Third is another explanation for the “Wilson effect”, namely that of test construction. Presuppositions about the way that intelligence develops over time feed item selection for IQ tests, which then inform the “estimates” of the heritability of IQ that can be found in the literature. Alternative item selection methods could show opposite trends; decreasing heritability over time, or no heritability at all. The fact is that “IQ” is not a single metric (but rather hundreds to thousands), nor is there a theory of “intelligence” (Richardson 2002, 2017) that one can verify “increasing heritability of IQ” with.

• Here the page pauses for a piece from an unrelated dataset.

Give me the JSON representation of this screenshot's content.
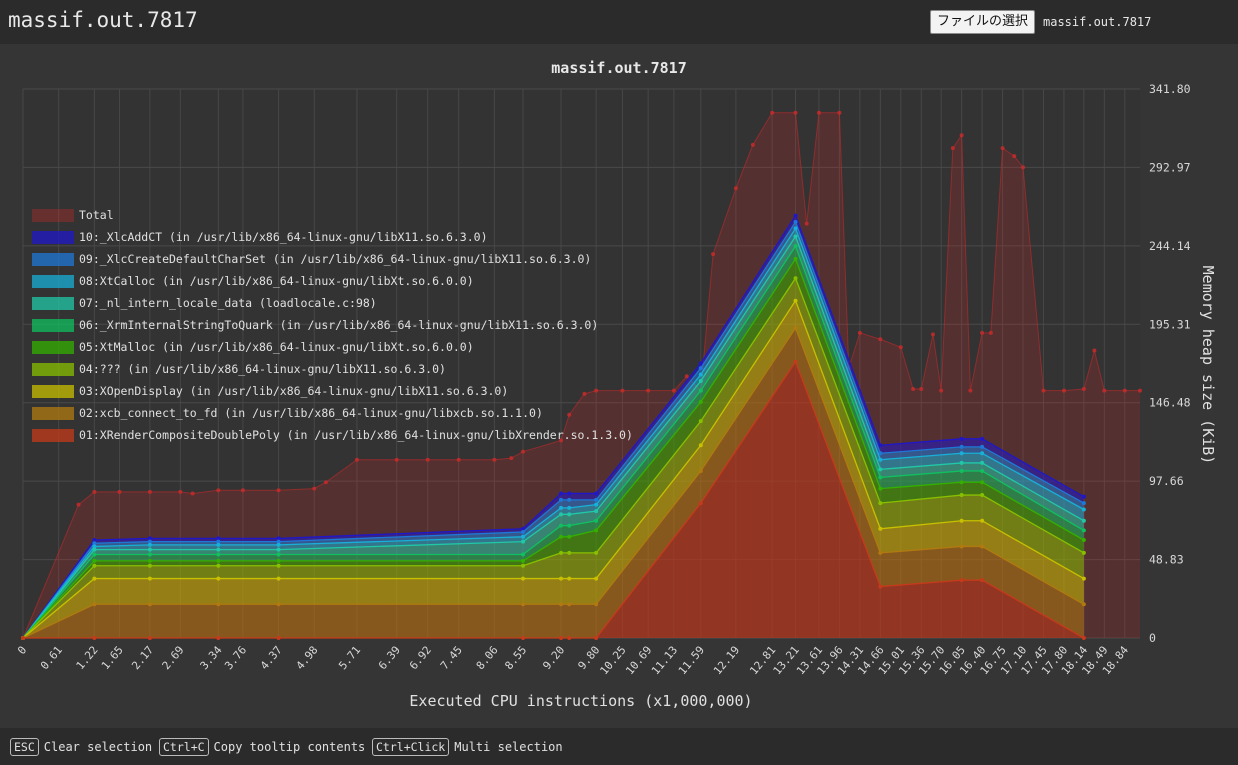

And finally, there are gene-environment interaction and gene-environment (evocative and active) correlation explanations of the increase. For example, it could be that small (heritable) differences in IQ at the beginning of development are magnified through processes of niche construction and environmental choice, inducing gene-environment correlations that bias heritability estimates (Dickens & Flynn 2001, 2002; Dickens 2019). This has been confirmed a few times empirically, by Beam et. al (2015), De Kort et. al (2014), using Phenotype→Environment models, as well as with a meta-analysis of longitudinal twin modeling (Briley & Tucker-Drob 2013). Despite the statistical and methodological limitations for these types of studies, they give strong confirmation to actual developmental and reciprocal effects models of intelligence, rather than ones that merely posit that the h2 statistic has increased “because of genetics” (as assumed in the typical interpretation of the Wilson artefact). Other developmental explanations include the accumulation of the violation of the EEA over time, in addition to the unique sociocognitive effects of dizygotic twin relationships (Richardson & Norgate 2005).
In sum, this is yet again more evidence that resemblance-based correlations are no substitute for the actual analysis of environments, genes, and the interaction between them.
 Such a differential association could also be the result of emergent developmental processes, environmentally mediated genetic influences, or other non-genetic causes.